最近,我從古代文獻中得知騷靈現象。


    我從媽媽管理過的圖書館遺跡中找到這本書,封麵烙印著一個詭異的文字「訞」。我們在和貴園與全人班隻能閱讀烙著「薦」、「優」、「良」的第一類書,「訞」字屬第四類書,原本保存在地下室深處,不讓一般人看見,因此逃過燒成灰燼的劫難,實在諷刺。

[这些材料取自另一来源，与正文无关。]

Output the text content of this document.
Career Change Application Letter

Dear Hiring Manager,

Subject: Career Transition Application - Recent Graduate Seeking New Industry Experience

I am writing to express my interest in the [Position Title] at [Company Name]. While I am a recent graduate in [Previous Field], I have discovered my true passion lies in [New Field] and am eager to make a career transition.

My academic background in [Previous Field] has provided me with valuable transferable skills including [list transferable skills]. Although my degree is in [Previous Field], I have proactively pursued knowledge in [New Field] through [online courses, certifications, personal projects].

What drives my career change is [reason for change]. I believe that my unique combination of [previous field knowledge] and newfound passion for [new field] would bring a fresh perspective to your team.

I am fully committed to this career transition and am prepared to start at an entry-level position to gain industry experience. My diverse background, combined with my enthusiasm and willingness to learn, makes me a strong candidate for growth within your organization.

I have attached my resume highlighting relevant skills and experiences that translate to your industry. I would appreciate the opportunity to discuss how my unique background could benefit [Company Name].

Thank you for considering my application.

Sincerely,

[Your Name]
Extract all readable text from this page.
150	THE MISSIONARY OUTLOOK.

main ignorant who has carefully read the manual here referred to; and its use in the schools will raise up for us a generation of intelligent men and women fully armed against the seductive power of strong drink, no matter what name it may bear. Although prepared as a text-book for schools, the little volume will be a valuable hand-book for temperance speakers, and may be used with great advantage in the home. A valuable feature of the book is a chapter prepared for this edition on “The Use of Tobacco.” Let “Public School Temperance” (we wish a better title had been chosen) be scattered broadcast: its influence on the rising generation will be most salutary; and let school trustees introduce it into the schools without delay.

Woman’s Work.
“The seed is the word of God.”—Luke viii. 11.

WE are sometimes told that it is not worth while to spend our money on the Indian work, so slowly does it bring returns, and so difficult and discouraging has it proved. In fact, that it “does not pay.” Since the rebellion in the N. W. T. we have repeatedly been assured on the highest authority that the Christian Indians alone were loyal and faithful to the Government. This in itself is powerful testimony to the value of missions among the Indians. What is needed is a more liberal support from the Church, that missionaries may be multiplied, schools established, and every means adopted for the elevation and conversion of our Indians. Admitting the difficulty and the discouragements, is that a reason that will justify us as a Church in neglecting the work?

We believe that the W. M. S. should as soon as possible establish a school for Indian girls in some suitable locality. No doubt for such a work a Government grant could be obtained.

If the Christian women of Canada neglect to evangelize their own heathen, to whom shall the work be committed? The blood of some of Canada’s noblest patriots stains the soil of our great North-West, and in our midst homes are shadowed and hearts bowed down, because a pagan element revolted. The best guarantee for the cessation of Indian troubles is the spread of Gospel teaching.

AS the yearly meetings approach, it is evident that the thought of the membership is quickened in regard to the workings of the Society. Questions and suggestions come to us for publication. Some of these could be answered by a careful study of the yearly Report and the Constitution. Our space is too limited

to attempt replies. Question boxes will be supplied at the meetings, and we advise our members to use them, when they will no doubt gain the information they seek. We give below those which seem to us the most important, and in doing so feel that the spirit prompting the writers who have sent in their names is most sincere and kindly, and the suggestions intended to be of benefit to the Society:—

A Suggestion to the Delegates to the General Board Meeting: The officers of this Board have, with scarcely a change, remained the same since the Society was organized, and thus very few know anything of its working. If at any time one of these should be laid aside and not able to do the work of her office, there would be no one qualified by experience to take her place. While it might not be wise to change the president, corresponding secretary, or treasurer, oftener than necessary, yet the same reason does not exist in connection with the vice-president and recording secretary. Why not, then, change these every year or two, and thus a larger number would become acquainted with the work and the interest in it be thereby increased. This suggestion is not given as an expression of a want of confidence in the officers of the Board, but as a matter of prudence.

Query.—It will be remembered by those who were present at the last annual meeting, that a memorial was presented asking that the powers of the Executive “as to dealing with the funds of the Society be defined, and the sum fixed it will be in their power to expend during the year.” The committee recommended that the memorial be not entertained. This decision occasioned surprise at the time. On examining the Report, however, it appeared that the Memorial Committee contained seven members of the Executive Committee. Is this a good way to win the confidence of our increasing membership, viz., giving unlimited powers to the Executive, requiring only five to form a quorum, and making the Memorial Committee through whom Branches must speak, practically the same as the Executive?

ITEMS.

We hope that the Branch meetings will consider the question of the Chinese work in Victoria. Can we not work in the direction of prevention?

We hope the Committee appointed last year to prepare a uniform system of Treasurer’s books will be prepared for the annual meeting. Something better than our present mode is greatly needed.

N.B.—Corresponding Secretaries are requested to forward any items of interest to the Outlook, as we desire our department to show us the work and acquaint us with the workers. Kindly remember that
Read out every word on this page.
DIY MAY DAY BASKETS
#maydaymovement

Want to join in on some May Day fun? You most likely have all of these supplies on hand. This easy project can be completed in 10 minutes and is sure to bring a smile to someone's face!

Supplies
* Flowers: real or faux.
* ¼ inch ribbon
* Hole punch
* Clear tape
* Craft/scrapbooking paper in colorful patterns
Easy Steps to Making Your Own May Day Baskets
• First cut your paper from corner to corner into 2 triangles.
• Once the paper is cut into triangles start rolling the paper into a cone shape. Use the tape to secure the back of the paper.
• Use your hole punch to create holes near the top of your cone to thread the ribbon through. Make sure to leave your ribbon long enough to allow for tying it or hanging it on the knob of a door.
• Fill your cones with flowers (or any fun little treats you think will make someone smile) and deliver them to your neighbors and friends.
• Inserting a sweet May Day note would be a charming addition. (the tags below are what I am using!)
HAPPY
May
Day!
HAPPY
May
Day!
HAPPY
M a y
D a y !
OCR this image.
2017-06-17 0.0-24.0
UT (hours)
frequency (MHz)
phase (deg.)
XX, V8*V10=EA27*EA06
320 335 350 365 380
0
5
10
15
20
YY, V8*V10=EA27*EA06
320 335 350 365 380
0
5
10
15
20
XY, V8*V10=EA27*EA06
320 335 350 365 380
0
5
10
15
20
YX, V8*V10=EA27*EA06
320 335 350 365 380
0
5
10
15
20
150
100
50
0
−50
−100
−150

    根據這本書,古代人類幾乎都不具備咒力,但當時已有鬼敲門、碗盤飛舞、家具晃動、房屋嘎吱響的怪異現象。絕大多數出現這種現象的屋子中都住著適逢青春期的孩子。科學家經過分析,認為青少年在青春期抑鬱的心靈能量與性能量,不知不覺中轉化為實際的念動力。


    騷靈的別名叫做複發偶發性念動力,本質與找上我的祝靈一樣。


    祝靈顯靈的三天內發生許多事。爸媽向町公所提報我的咒力顯現了,教育委員會的人馬上就來到家裏。那三人分別是白衣老太太,看似學校老師的年輕女子及穿著工作服、眼神冷冽的中年男子。帶頭的老太太花不少時間,詳細檢查我的健康與心理狀態;我以為接下來就是批準我進入全人班就讀,但好戲才要開始。


    我被迫暫時離開家。老太太說這是就讀全人班的前置準備之一,完全不必擔心。爸媽緊握著我的手,笑著送我離開,但我忐忑不安。


    我搭上一艘沒設置窗戶的屋形船(注:類似平房的船),被喂一碗裝在漆碗的液體,對方說這可以防止暈船。液體如黑糖般甜膩,後勁十分苦澀,不久,我的意識逐漸模糊。


    我感到屋形船飛快航在運河上,完全不知航向何方,半途船隻晃蕩的幅度有變,又聽到船外傳來風聲,或許駛到相當寬闊的河道。說不定進了利根川的主流。我想開口問,但還是閉嘴,自認別多說比較好。搭船期間,有名女子不停問我問題,都是聽過千百次的題目,她也沒打算寫下我的答案。


    屋形船多次變換方向,航行三個多小時才靠岸。那是不見天日的碼頭。我們走上暗無天日的樓梯,一路上什麽景色都看不見,最後進入一間像寺廟的建築。


    出來迎接我們的是一位年輕的黑衣僧人,頭發剃得乾乾淨淨。僧人一出現,陪我來的人就離開。我被帶進一間空無一人的和室,床間(注:和室中部分牆壁外推而成的裝飾空間)上掛軸的文字墨色黑亮,不知寫些什麽,但很像和貴園匾額上的字。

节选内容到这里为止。